I’m a proponent of a “right-form” approach to journalism — the idea of thinking about how to tell stories from the outset in terms of video vs. audio vs. text, short-form vs. long-form, whatever the right form for the journalism may be. Our shorter-form stories have done well digitally — but the big surprise to us over the past year has been just how strongly our longer-form journalism has resonated with digital audiences.
We’ve seen this play out in a big way through our work on The Frontline Transparency Project — our ongoing effort to open up our reporting and make the source material that goes into building our journalism available and easily sharable. What we’ve done is about as in-depth as it gets: publishing dozens of extended video and text interviews digitally. We wanted to do this to build trust with our audience and to offer an antidote to the prevailing skepticism about the media today.
It was an earnest idea. But as it turns out, it also ended up being an audience one: In the past year, digital viewers watched over 100 million minutes of our video interviews drawn from Frontline’s The Putin Files, one of our biggest Transparency Project installments yet. And they weren’t just watching for a minute or two. They average nearly 40 minutes per session.
That interest in our Transparency Project wasn’t an outlier. We’ve seen a 46 percent year-over-year growth in the number of streams for our documentaries themselves. And the first season of our investigative narrative podcast, The Frontline Dispatch, earned over a million downloads.

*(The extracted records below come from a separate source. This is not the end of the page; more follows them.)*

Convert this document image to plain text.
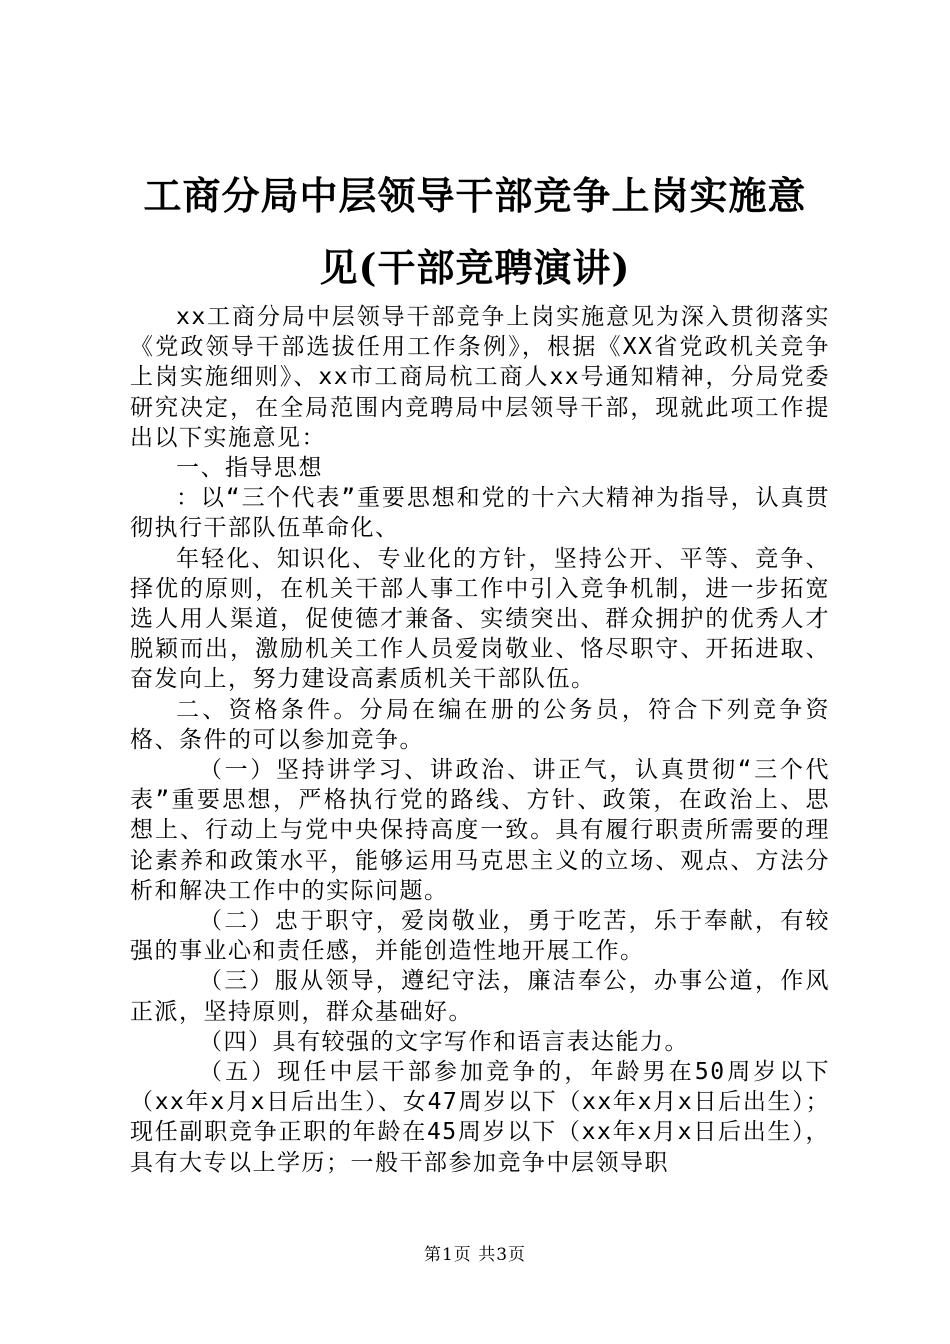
工商分局中层领导干部竞争上岗实施意见(干部竞聘演讲)

xx工商分局中层领导干部竞争上岗实施意见为深入贯彻落实《党政领导干部选拔任用工作条例》，根据《XX省党政机关竞争上岗实施细则》、xx市工商局杭工商人xx号通知精神，分局党委研究决定，在全局范围内竞聘局中层领导干部，现就此项工作提出以下实施意见：

一、指导思想

：以“三个代表”重要思想和党的十六大精神为指导，认真贯彻执行干部队伍革命化、

年轻化、知识化、专业化的方针，坚持公开、平等、竞争、择优的原则，在机关干部人事工作中引入竞争机制，进一步拓宽选人用人渠道，促使德才兼备、实绩突出、群众拥护的优秀人才脱颖而出，激励机关工作人员爱岗敬业、恪尽职守、开拓进取、奋发向上，努力建设高素质机关干部队伍。

二、资格条件。分局在编在册的公务员，符合下列竞争资格、条件的可以参加竞争。

（一）坚持讲学习、讲政治、讲正气，认真贯彻“三个代表”重要思想，严格执行党的路线、方针、政策，在政治上、思想上、行动上与党中央保持高度一致。具有履行职责所需要的理论素养和政策水平，能够运用马克思主义的立场、观点、方法分析和解决工作中的实际问题。

（二）忠于职守，爱岗敬业，勇于吃苦，乐于奉献，有较强的事业心和责任感，并能创造性地开展工作。

（三）服从领导，遵纪守法，廉洁奉公，办事公道，作风正派，坚持原则，群众基础好。

（四）具有较强的文字写作和语言表达能力。

（五）现任中层干部参加竞争的，年龄男在50周岁以下（xx年x月x日后出生）、女47周岁以下（xx年x月x日后出生）；现任副职竞争正职的年龄在45周岁以下（xx年x月x日后出生），具有大专以上学历；一般干部参加竞争中层领导职

第1页 共3页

What this tells me is that, despite the constant flood of tweets, sound bites, and headlines, people are hungry for context and journalism that goes deeper. People are busier than ever and saturated with information. But there’s a real need that is being answered by in-depth reporting and storytelling. We’re seeing this at Frontline, but audiences are also seeking out longer-form stories everywhere from Netflix’s serialized documentaries, to ESPN with OJ: Made in America, to A&E with The Clinton Affair.
Frontline is making a bet that even — especially — in this rapid-fire news ecosystem, in-depth, context-rich journalism will find growing digital audiences. In the coming year, we’ll see more and more news outlets finding success with deeply reported digital stories — and we’ll find that perhaps this is the sort of experience digital has actually been meant for all along.
Raney Aronson-Rath is executive producer of Frontline.